Radiobiological significance of the response of intratumor quiescent cells in vivo to accelerated carbon ion beams compared with gamma-rays and reactor neutron beams

Abstract

Purpose: To clarify the radiobiological significance of the response of intratumor quiescent (Q) cells in vivo to accelerated carbon ion beams and reactor neutron beams.
Materials and Methods: SCC VII tumor-bearing mice were continuously given 5-bromo-2'-deoxyuridine (BrdU) to label all intratumor proliferating (P) cells. Then, they received accelerated carbon ion or gamma-ray irradiation with high dose-rate (HDR) or reduced dose-rate (RDR). Another tumor-bearing mice received reactor thermal or epithermal neutrons with RDR. Immediately after HDR and RDR irradiation or 12 hours after HDR irradiation, the response of Q cells was assessed in terms of the micronucleus frequency using immunofluorescence staining for BrdU. The frequency in the total (= P+Q) tumor cells was determined from the BrdU non-treated tumors.

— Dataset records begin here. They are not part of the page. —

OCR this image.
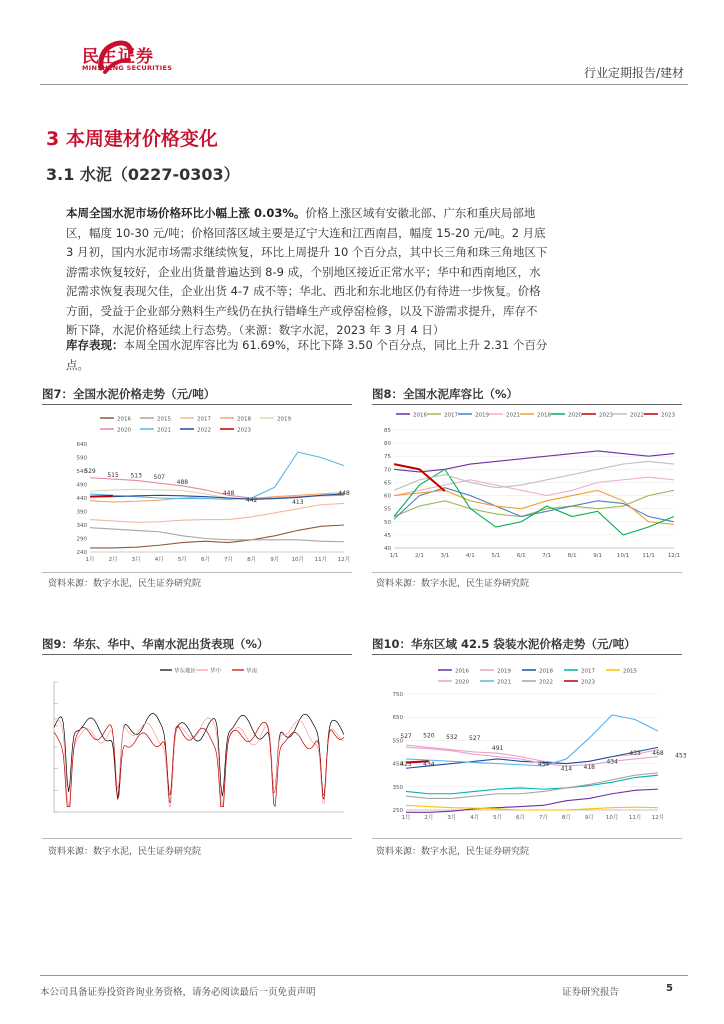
民生证券
MINSHENG SECURITIES	行业定期报告/建材
3 本周建材价格变化
3.1 水泥（0227-0303）
本周全国水泥市场价格环比小幅上涨 0.03%。价格上涨区域有安徽北部、广东和重庆局部地区，幅度 10-30 元/吨；价格回落区域主要是辽宁大连和江西南昌，幅度 15-20 元/吨。2 月底 3 月初，国内水泥市场需求继续恢复，环比上周提升 10 个百分点，其中长三角和珠三角地区下游需求恢复较好，企业出货量普遍达到 8-9 成，个别地区接近正常水平；华中和西南地区，水泥需求恢复表现欠佳，企业出货 4-7 成不等；华北、西北和东北地区仍有待进一步恢复。价格方面，受益于企业部分熟料生产线仍在执行错峰生产或停窑检修，以及下游需求提升，库存不断下降，水泥价格延续上行态势。（来源：数字水泥，2023 年 3 月 4 日）
库存表现：本周全国水泥库容比为 61.69%，环比下降 3.50 个百分点，同比上升 2.31 个百分点。
图7：全国水泥价格走势（元/吨）	图8：全国水泥库容比（%）
资料来源：数字水泥，民生证券研究院	资料来源：数字水泥，民生证券研究院
图9：华东、华中、华南水泥出货表现（%）	图10：华东区域 42.5 袋装水泥价格走势（元/吨）
资料来源：数字水泥，民生证券研究院	资料来源：数字水泥，民生证券研究院
2016	2015	2017	2018	2019
2020	2021	2022	2023
640
590
540
490
440
390
340
290
240
1月	2月	3月	4月	5月	6月	7月	8月	9月 10月 11月 12月
529
515 513 507
488
448
442	413
448
2016	2017	2019	2021	2018	2020	2023	2022	2023
85
80
75
70
65
60
55
50
45
40
1/1	2/1	3/1	4/1	5/1	6/1	7/1	8/1	9/1	10/1 11/1 12/1
华东地区	华中	华南	2016	2019	2018	2017	2015
2020	2021	2022	2023
750
650
550
450
350
250
1月	2月	3月	4月	5月	6月	7月	8月	9月 10月 11月 12月
527 520 532 527
491
434
414 418
434
433 468 453
425 434
本公司具备证券投资咨询业务资格，请务必阅读最后一页免责声明	证券研究报告	5
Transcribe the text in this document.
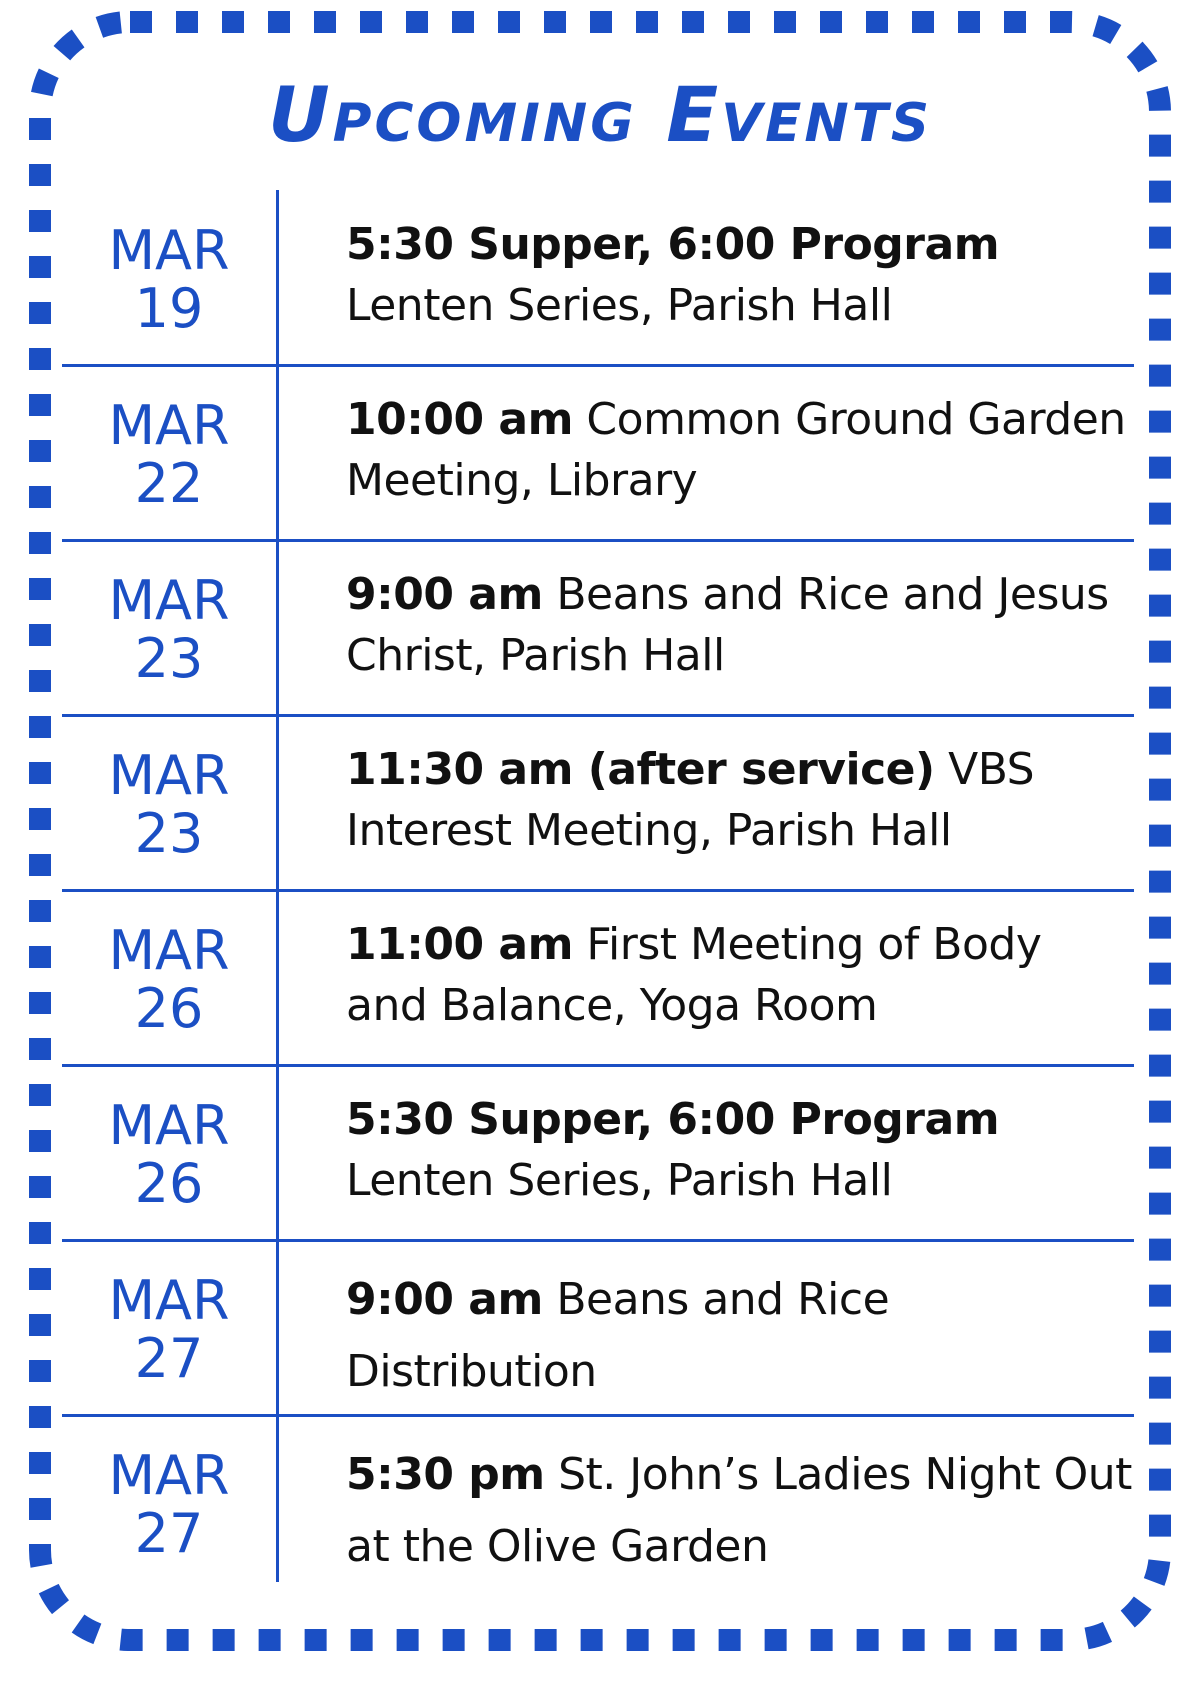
Upcoming Events
MAR
19
5:30 Supper, 6:00 Program Lenten Series, Parish Hall
MAR
22
10:00 am Common Ground Garden Meeting, Library
MAR
23
9:00 am Beans and Rice and Jesus Christ, Parish Hall
MAR
23
11:30 am (after service) VBS Interest Meeting, Parish Hall
MAR
26
11:00 am First Meeting of Body and Balance, Yoga Room
MAR
26
5:30 Supper, 6:00 Program Lenten Series, Parish Hall
MAR
27
9:00 am Beans and Rice Distribution
MAR
27
5:30 pm St. John’s Ladies Night Out at the Olive Garden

Results: The difference in radiosensitivity between total and Q cell populations under gamma-ray irradiation was markedly reduced with reactor neutron beams or accelerated carbon ion beams, especially with a higher linear energy transfer (LET) value. Clearer repair in Q cells than total cells through delayed assay or a decrease in dose-rate under gamma-ray irradiation was efficiently inhibited with carbon ion beams, especially with a higher LET. Under RDR irradiation, accelerated carbon ion beams with a higher LET showed almost similar radiobiological property to reactor thermal and epithermal neutron beams.
Conclusion: In terms of tumor cell-killing effect as a whole, including Q cells, accelerated carbon ion beams, especially with higher LET values, are very useful for suppressing the dependency on the heterogeneity within solid tumors as well as depositing radiation dose precisely.